The response from much of the younger section of the party has been fury. Mr. Williamson, though only 41, is known for his ties to the old guard. He was immediately described by two members of Parliament (though anonymously) as a “snake” or a “parasite.” This, after all, is the man whose job it has been to know exactly what his party members’ sexual transgressions are and to use them as weapons to ensure political loyalty, rather than deciding that some of them merit action by the party or the police. Mr. Williamson is at the heart of the old Conservative culture, not a representation of the new.
The problem for Mrs. May is that almost overnight, the previously moderate, quiescent center of the party has been galvanized. Until now they, unlike the hard-line Brexiteers, have followed a policy of declining to make trouble for the prime minister, recognizing how tough the task ahead of her is and giving her the benefit of the doubt. “Not anymore,” one said to me grimly.
These Tories are seriously afraid that unless something changes, they could be heading for electoral and economic disaster with a combination of a chaotic, ill-planned Brexit and the appearance of complacent and entitled nastiness. They know that Mrs. May, a principled woman, is personally blameless and embarrassed by the atmosphere of sexual scandal. But they have lost faith in her ability to control her party or her cabinet, and by her evident timidity when faced by Boris Johnson, her scheming, ambitious, incompetent foreign secretary.
Conservative members of Parliament fear that this void at the top of their party will have political consequences. Mrs. May has a tiny working majority in Parliament, and to prepare for Brexit she has to spend the next months passing immensely complex legislation transferring four decades of European rules into British law. She needs every vote she can get.
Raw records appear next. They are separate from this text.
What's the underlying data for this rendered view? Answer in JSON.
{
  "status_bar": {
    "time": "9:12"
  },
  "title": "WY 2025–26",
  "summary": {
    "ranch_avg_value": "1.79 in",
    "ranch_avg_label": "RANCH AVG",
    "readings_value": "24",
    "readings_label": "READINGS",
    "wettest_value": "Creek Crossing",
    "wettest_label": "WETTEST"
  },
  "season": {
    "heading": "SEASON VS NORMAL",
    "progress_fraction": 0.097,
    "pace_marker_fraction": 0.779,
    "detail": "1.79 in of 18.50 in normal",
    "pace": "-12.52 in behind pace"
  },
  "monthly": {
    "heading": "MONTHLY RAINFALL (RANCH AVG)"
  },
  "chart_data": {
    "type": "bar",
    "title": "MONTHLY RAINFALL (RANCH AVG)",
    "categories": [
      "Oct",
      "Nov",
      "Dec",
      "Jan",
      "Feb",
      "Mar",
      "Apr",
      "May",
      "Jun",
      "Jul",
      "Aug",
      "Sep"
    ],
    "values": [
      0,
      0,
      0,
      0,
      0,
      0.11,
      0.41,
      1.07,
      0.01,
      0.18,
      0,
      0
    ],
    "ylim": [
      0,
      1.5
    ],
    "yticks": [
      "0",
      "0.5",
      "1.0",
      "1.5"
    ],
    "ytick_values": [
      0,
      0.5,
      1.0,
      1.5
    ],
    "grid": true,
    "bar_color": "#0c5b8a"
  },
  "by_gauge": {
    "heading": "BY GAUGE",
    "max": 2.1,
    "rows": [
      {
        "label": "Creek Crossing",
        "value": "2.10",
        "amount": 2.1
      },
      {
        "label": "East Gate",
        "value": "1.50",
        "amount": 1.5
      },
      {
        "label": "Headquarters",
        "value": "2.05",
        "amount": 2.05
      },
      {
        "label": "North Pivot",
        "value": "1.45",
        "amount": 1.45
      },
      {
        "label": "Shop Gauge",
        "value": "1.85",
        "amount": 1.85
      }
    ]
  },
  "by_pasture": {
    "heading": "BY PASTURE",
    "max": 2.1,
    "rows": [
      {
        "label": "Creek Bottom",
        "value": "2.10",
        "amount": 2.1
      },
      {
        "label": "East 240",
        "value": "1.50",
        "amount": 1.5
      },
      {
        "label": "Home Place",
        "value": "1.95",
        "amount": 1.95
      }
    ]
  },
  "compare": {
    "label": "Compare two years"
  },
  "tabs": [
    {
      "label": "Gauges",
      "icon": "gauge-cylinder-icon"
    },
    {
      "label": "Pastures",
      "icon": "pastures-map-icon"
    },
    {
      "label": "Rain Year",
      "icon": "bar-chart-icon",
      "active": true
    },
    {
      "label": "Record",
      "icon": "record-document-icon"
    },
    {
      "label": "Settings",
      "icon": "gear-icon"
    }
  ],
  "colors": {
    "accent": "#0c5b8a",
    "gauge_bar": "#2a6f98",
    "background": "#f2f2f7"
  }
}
Now many of these moderate members of Parliament, distrusting her judgment, are saying that they are going to insist on amendments that would create a softer Brexit, retaining closer links with Europe, rather than the hard Brexit that the party’s Euroskeptics have been driving Mrs. May toward. (Whether they stand by these threats once temperatures cool remains to be seen.) “There are at least 150 of us,” one Conservative said. “And now we’re going to have a voice.”
But there is a limit to this threatened rebellion. No one yet wants to see Mrs. May out of power for the same reason that has kept her there since she failed to win the election: Every faction fears that whoever replaces her may be worse. It’s influence over an embattled prime minister that everyone seeks, as they compete desperately for their visions of the future and their own political survival.
Jenni Russell, a journalist and broadcaster, is a columnist for The Times of London.